The remaining real problems are the secretary skill onboarding loop (qwen3.5-specific) and silent PTC failure on memory sandbox.

PTC mode: broken on memory sandbox

With SANDBOX_PROVIDER=memory, PTC dispatch silently falls back to flash behavior. No error. The workspace is created but never initialized. This is the core value proposition of LangAlpha — and it requires Daytona.

What's fixable (and what isn't)

  1. NVDA anchor — root cause: shared flash workspace checkpointer contamination. All flash queries for a given user share a single deterministic flash workspace ID (uuid5(namespace, user_id)). LangGraph's postgres checkpointer accumulates every prior conversation turn in that workspace. After ~30 NVDA-returning exchanges, the model was loading its own prior wrong outputs as in-context examples and pattern-matching forward. Not a weight bias, not a prompt issue.

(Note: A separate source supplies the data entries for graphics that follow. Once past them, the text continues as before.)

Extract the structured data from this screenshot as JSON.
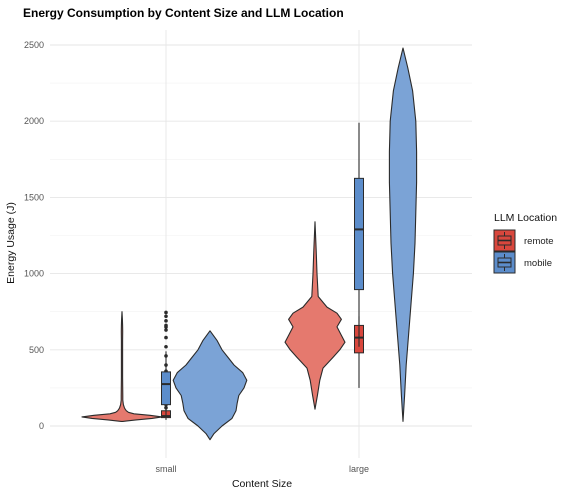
{
  "colors": {
    "remote_violin": "#E5796E",
    "remote_box": "#D9473D",
    "mobile_violin": "#7BA3D6",
    "mobile_box": "#5C8DCB",
    "outline": "#2b2b2b",
    "grid": "#e6e6e6"
  },
  "chart_data": {
    "type": "violin",
    "title": "Energy Consumption by Content Size and LLM Location",
    "xlabel": "Content Size",
    "ylabel": "Energy Usage (J)",
    "categories": [
      "small",
      "large"
    ],
    "yticks": [
      0,
      500,
      1000,
      1500,
      2000,
      2500
    ],
    "ylim": [
      -100,
      2560
    ],
    "grid": true,
    "legend": {
      "title": "LLM Location",
      "position": "right",
      "entries": [
        "remote",
        "mobile"
      ]
    },
    "series": [
      {
        "name": "remote",
        "violins": [
          {
            "category": "small",
            "profile": [
              [
                30,
                0.02
              ],
              [
                40,
                0.35
              ],
              [
                50,
                0.75
              ],
              [
                60,
                1.0
              ],
              [
                70,
                0.7
              ],
              [
                80,
                0.3
              ],
              [
                90,
                0.16
              ],
              [
                100,
                0.11
              ],
              [
                110,
                0.08
              ],
              [
                120,
                0.06
              ],
              [
                140,
                0.035
              ],
              [
                170,
                0.02
              ],
              [
                200,
                0.02
              ],
              [
                260,
                0.018
              ],
              [
                320,
                0.016
              ],
              [
                380,
                0.015
              ],
              [
                440,
                0.015
              ],
              [
                500,
                0.015
              ],
              [
                560,
                0.016
              ],
              [
                620,
                0.018
              ],
              [
                660,
                0.016
              ],
              [
                700,
                0.01
              ],
              [
                750,
                0.0
              ]
            ]
          },
          {
            "category": "large",
            "profile": [
              [
                110,
                0.0
              ],
              [
                200,
                0.06
              ],
              [
                300,
                0.12
              ],
              [
                380,
                0.2
              ],
              [
                450,
                0.45
              ],
              [
                500,
                0.62
              ],
              [
                550,
                0.75
              ],
              [
                600,
                0.65
              ],
              [
                650,
                0.55
              ],
              [
                700,
                0.66
              ],
              [
                740,
                0.55
              ],
              [
                780,
                0.3
              ],
              [
                850,
                0.08
              ],
              [
                1000,
                0.05
              ],
              [
                1150,
                0.03
              ],
              [
                1340,
                0.0
              ]
            ]
          }
        ],
        "boxes": [
          {
            "category": "small",
            "min": 40,
            "q1": 55,
            "median": 65,
            "q3": 100,
            "max": 110,
            "outliers": [
              120,
              140,
              170,
              200,
              240,
              280,
              330,
              360,
              400,
              460,
              520,
              580,
              630,
              650,
              660,
              690,
              720,
              745
            ]
          },
          {
            "category": "large",
            "min": 250,
            "q1": 480,
            "median": 580,
            "q3": 660,
            "max": 720,
            "outliers": []
          }
        ]
      },
      {
        "name": "mobile",
        "violins": [
          {
            "category": "small",
            "profile": [
              [
                -90,
                0.0
              ],
              [
                -50,
                0.1
              ],
              [
                0,
                0.3
              ],
              [
                50,
                0.55
              ],
              [
                100,
                0.65
              ],
              [
                150,
                0.68
              ],
              [
                200,
                0.72
              ],
              [
                250,
                0.85
              ],
              [
                300,
                0.92
              ],
              [
                350,
                0.82
              ],
              [
                400,
                0.6
              ],
              [
                450,
                0.45
              ],
              [
                500,
                0.3
              ],
              [
                560,
                0.18
              ],
              [
                625,
                0.0
              ]
            ]
          },
          {
            "category": "large",
            "profile": [
              [
                30,
                0.0
              ],
              [
                200,
                0.04
              ],
              [
                400,
                0.08
              ],
              [
                600,
                0.14
              ],
              [
                800,
                0.2
              ],
              [
                1000,
                0.26
              ],
              [
                1200,
                0.3
              ],
              [
                1400,
                0.32
              ],
              [
                1600,
                0.34
              ],
              [
                1800,
                0.34
              ],
              [
                2000,
                0.32
              ],
              [
                2200,
                0.24
              ],
              [
                2350,
                0.12
              ],
              [
                2480,
                0.0
              ]
            ]
          }
        ],
        "boxes": [
          {
            "category": "small",
            "min": 60,
            "q1": 140,
            "median": 275,
            "q3": 355,
            "max": 490,
            "outliers": []
          },
          {
            "category": "large",
            "min": 520,
            "q1": 895,
            "median": 1290,
            "q3": 1625,
            "max": 1990,
            "outliers": []
          }
        ]
      }
    ]
  }
}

Fix: clear the checkpoints and checkpoint_writes tables, or scope flash workspace IDs per-session rather than per-user.

    We patched NVDA out of all 5 locations in prompts and skills anyway (flash_identity.md.j2, plan_mode.md.j2, sec/tool.py, SKILL.md, onboarding.md) — that's correct hygiene for any model — but the ticker confusion would have stopped once the checkpointer was cleared regardless of the prompt patches.

    Verified: with a clean checkpointer and the full 24-tool flash setup, Gemma 4 correctly routes "What is AAPL trading at?" → get_company_overview(symbol="AAPL").

  2. Secretary skill priority — the onboarding state machine overrides user queries. A "skip_onboarding": true preference flag or a message-count check would fix repeat-user UX.

  3. Token budget — 120K summarization threshold in agent_config.yaml is wrong for 32K models. Should be model-aware.

  4. get_user_data schema bug — secretary skill calls get_user_data(file='.watchlist.md') missing the required entity field. Gemma 4 avoids this; qwen3.5 trips over it.

What requires Daytona

PTC (the differentiator) is inert without a live sandbox. The memory provider exists for testing but produces no observable difference in output. Budget ~$30/mo for Daytona cloud or run it self-hosted to unlock the actual product.

Deployment notes

Verdict

Usable on Ollama with Gemma 4, but PTC requires Daytona. Flash mode works correctly on Gemma 4 once the checkpointer is clean. qwen3.5 is blocked by the secretary skill loop regardless of context size. With Daytona + Gemma 4 or a frontier model it would be ★★★★☆ — the PTC pattern is genuinely novel and the market data layer is production-quality. Without Daytona (memory sandbox), PTC silently falls back to flash and the differentiator is inert.